Adenosine A_2B receptor antagonist diminishes the 5′-AMP–mediated decrease in endothelial paracellular permeability. Addition of 5′-AMP (50 μM) to HUVEC monolayers resulted in a decrease in transendothelial FITC-dextran flux (*P < 0.05 vs. control [HBSS]). (A) CSC (A_2A receptor antagonist) had no effect on the 5′-AMP–mediated decrease in endothelial paracellular permeability. (B) Alloxazine (A_2B receptor antagonist) inhibited the 5′-AMP–mediated decrease in endothelial paracellular permeability (B; ^‡ P < 0.05 vs. 5′-AMP only).

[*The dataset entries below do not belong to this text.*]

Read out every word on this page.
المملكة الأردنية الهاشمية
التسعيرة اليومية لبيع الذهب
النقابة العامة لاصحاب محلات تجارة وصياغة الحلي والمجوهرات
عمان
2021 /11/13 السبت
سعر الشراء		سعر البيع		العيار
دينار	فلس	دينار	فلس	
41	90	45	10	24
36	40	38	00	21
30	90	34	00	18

Data are from eight monolayers in each condition; results are expressed as mean ± SEM. (C) Adenosine A_2B receptor is present in confluent HUVEC, HMVEC, and T84 cells as shown by cell lysate Western blot (arrow).

Figure 10

Proposed model of PMN-derived 5′-AMP–mediated decrease in endothelial paracellular permeability. PMN-derived 5′-AMP undergoes conversion to adenosine via endothelial 5′-ectonucleotidase (CD73). Adenosine activates the endothelial A_2B receptor (A_2BR), and via elevated intracellular cAMP levels, decreases endothelial paracellular permeability through actions at the endothelial intercellular junction.